Sementara Ducan, saat ini, menyantap dirinya sendiri yang tiba-tiba terpaku pada pemandangan di depannya. Meskipun sudah sering melihat banyak wanita cantik, menurutnya wanita yang sebelumnya tidak punya sisi cantik kini jauh dari kata cantik bahkan wanita itu saat ini terlihat sangat cantik.

Kedua obsidian cokelat pekat itu tidak bisa memalingkan pandangannya, tetapi sebagai orang yang dikenal arogan, kasar, dan blak-blakan, dia segera menyadarkan dirinya atau reputasinya sebagai pria keren akan hilang begitu saja.

"Bagaimana, tuan? Apakah Anda menyukainya?" tanya manajer itu.

"Oke, saya suka yang ini," kata Ducan sambil sesekali memandangi Hanisa, yang terlihat risih memakainya.

"Saya rasa Anda sangat beruntung, tuan. Mampu mendapatkan nyonya muda ini bahkan hanya setelah mencobanya sekali. Gaun itu terlihat cocok untuknya," kata manajer dengan senyum yang tak ada habisnya di bibirnya.

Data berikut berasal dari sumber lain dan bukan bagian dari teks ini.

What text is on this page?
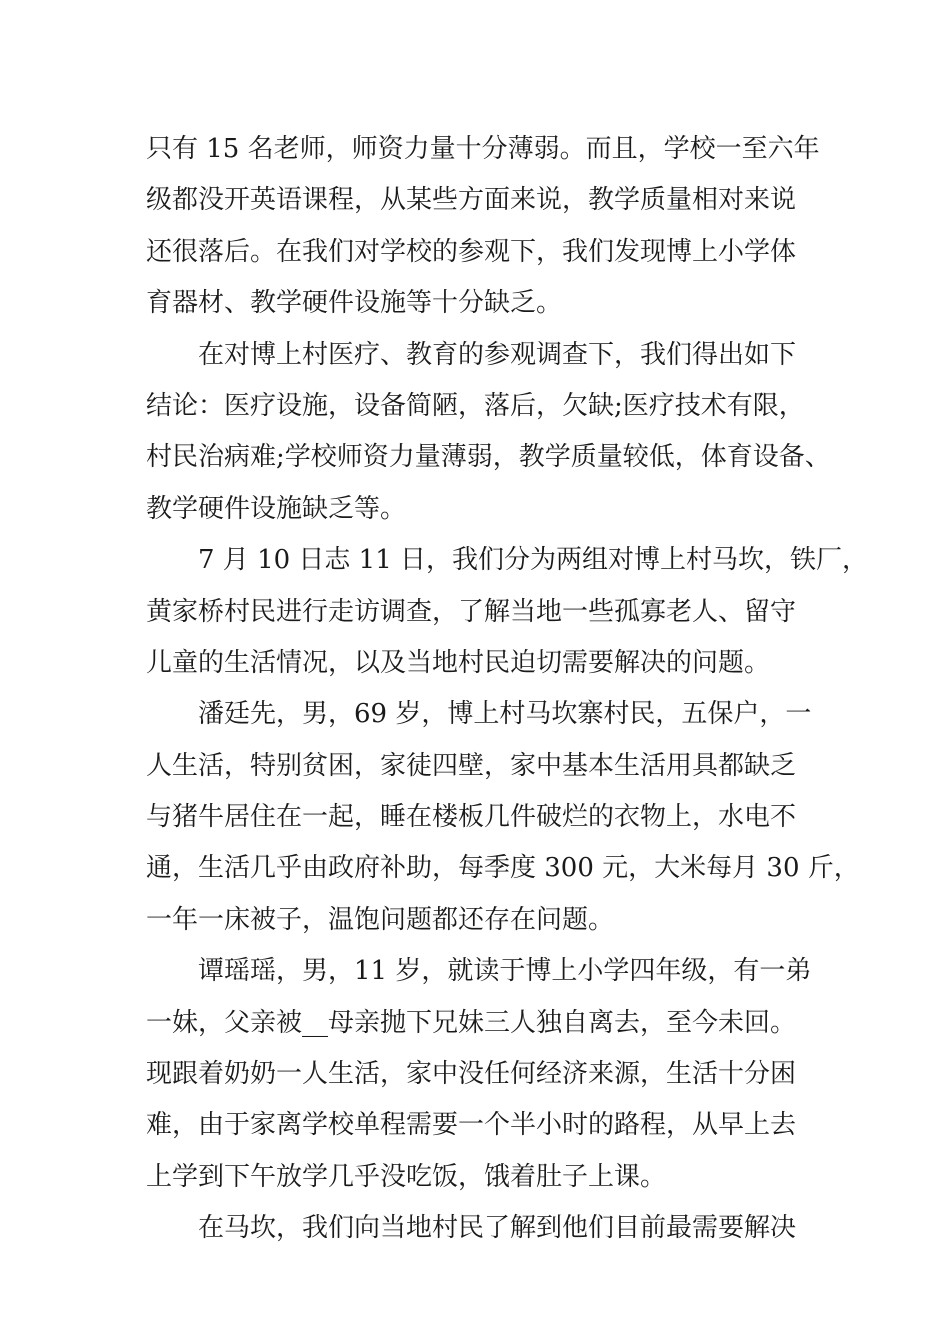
只有 15 名老师，师资力量十分薄弱。而且，学校一至六年
级都没开英语课程，从某些方面来说，教学质量相对来说
还很落后。在我们对学校的参观下，我们发现博上小学体
育器材、教学硬件设施等十分缺乏。
在对博上村医疗、教育的参观调查下，我们得出如下
结论：医疗设施，设备简陋，落后，欠缺;医疗技术有限，
村民治病难;学校师资力量薄弱，教学质量较低，体育设备、
教学硬件设施缺乏等。
7 月 10 日志 11 日，我们分为两组对博上村马坎，铁厂，
黄家桥村民进行走访调查，了解当地一些孤寡老人、留守
儿童的生活情况，以及当地村民迫切需要解决的问题。
潘廷先，男，69 岁，博上村马坎寨村民，五保户，一
人生活，特别贫困，家徒四壁，家中基本生活用具都缺乏
与猪牛居住在一起，睡在楼板几件破烂的衣物上，水电不
通，生活几乎由政府补助，每季度 300 元，大米每月 30 斤，
一年一床被子，温饱问题都还存在问题。
谭瑶瑶，男，11 岁，就读于博上小学四年级，有一弟
一妹，父亲被__母亲抛下兄妹三人独自离去，至今未回。
现跟着奶奶一人生活，家中没任何经济来源，生活十分困
难，由于家离学校单程需要一个半小时的路程，从早上去
上学到下午放学几乎没吃饭，饿着肚子上课。
在马坎，我们向当地村民了解到他们目前最需要解决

Ducan mendengar itu lalu melihat wanita di sebelahnya yang tersenyum kecil dengan pujian itu, "Seharusnya dia yang beruntung mendapatkanku," kata Ducan sambil melihat kembali Hanisa, senyumnya yang sangat manis tadi kini memudar dengan kata-katanya.

Dia tahu wanita itu cemberut karena itu, dan dia pun berusaha untuk mengalihkan pembicaraannya dan membawa kembali Hanisa yang masih dalam pikirannya.

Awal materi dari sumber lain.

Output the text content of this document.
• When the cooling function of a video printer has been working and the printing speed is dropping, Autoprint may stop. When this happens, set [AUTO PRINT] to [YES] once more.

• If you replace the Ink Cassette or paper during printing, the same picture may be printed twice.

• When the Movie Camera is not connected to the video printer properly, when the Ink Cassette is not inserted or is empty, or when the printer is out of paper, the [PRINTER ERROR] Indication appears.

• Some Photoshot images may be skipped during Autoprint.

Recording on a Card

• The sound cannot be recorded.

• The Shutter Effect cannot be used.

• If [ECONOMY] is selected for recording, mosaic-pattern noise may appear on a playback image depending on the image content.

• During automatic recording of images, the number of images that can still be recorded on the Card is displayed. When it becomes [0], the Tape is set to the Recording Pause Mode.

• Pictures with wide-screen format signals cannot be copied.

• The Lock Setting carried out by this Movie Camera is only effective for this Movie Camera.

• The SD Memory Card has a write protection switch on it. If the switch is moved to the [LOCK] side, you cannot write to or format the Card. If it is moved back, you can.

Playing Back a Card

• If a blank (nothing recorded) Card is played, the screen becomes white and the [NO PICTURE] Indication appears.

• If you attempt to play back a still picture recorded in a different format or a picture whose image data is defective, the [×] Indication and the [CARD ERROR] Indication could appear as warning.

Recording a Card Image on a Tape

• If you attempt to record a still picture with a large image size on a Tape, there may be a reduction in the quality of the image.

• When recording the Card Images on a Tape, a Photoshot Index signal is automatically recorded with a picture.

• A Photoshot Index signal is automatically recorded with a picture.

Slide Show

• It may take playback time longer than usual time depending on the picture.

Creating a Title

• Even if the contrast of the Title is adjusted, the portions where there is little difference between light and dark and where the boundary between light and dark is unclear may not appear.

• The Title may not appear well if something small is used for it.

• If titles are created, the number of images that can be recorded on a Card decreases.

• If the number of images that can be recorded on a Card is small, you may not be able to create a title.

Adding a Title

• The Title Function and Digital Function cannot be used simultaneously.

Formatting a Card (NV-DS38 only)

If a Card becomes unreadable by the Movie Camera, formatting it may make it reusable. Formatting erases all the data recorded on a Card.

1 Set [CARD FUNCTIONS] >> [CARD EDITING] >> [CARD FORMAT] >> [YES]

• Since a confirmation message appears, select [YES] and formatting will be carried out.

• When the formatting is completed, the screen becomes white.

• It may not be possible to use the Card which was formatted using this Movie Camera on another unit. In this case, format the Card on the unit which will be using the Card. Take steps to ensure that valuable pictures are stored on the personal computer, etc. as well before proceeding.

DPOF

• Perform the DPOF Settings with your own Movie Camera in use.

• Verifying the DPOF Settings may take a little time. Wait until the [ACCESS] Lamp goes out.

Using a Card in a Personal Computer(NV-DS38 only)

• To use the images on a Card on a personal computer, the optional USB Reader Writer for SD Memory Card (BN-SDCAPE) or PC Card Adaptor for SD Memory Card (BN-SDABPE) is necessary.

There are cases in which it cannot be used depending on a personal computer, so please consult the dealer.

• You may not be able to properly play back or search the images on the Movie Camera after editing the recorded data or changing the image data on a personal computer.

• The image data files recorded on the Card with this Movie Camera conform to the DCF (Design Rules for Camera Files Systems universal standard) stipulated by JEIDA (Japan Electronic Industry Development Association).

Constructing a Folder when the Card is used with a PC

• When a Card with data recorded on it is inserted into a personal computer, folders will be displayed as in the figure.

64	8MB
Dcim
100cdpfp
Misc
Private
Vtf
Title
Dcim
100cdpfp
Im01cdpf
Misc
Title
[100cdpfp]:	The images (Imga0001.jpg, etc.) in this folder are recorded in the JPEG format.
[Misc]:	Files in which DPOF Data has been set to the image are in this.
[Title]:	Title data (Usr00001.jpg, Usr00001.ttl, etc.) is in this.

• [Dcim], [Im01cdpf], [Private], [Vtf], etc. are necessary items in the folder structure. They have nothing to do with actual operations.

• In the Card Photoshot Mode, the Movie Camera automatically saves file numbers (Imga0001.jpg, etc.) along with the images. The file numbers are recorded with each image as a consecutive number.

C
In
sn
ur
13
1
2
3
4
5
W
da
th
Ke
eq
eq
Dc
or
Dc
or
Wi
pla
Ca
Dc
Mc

"Kau kenapa?" tanyanya, saat ini keduanya telah berada di Rolls-Royce Boat Tail berwarna hitam pekat miliknya. Sepanjang perjalanan, pria itu terus memandangi wanita di sebelahnya yang terlihat kesal, entah itu karena omongannya atau karena hal lain yang dipikirkannya.

Hingga tanpa sadar, keduanya telah sampai pada bangunan kecil sederhana yang tak lain adalah kediaman Hanisa.

"Sudah sampai," kata Ducan memandangi Hanisa yang penuh tanda tanya, sedangkan Hanisa sendiri tertegun dalam pikirannya, "Kenapa aku?" bingung dengan sikapnya terhadap Ducan sejak dari butik itu.

"Terima kasih telah mengantarku. Aku masuk dulu, hati-hati," kata Hanisa dengan senyuman kecil.

Sementara Ducan yang menerima senyuman dan tingkah itu dengan heran, dengan sikapnya yang tadi sangat cuek dan tidak mendengarkannya, kini tersenyum manis seakan tidak terjadi sesuatu. Namun, dia tidak ingin berpikir panjang, jadi dia pun melajukan Rolls-Royce Boat Tail miliknya dengan kecepatan kilat.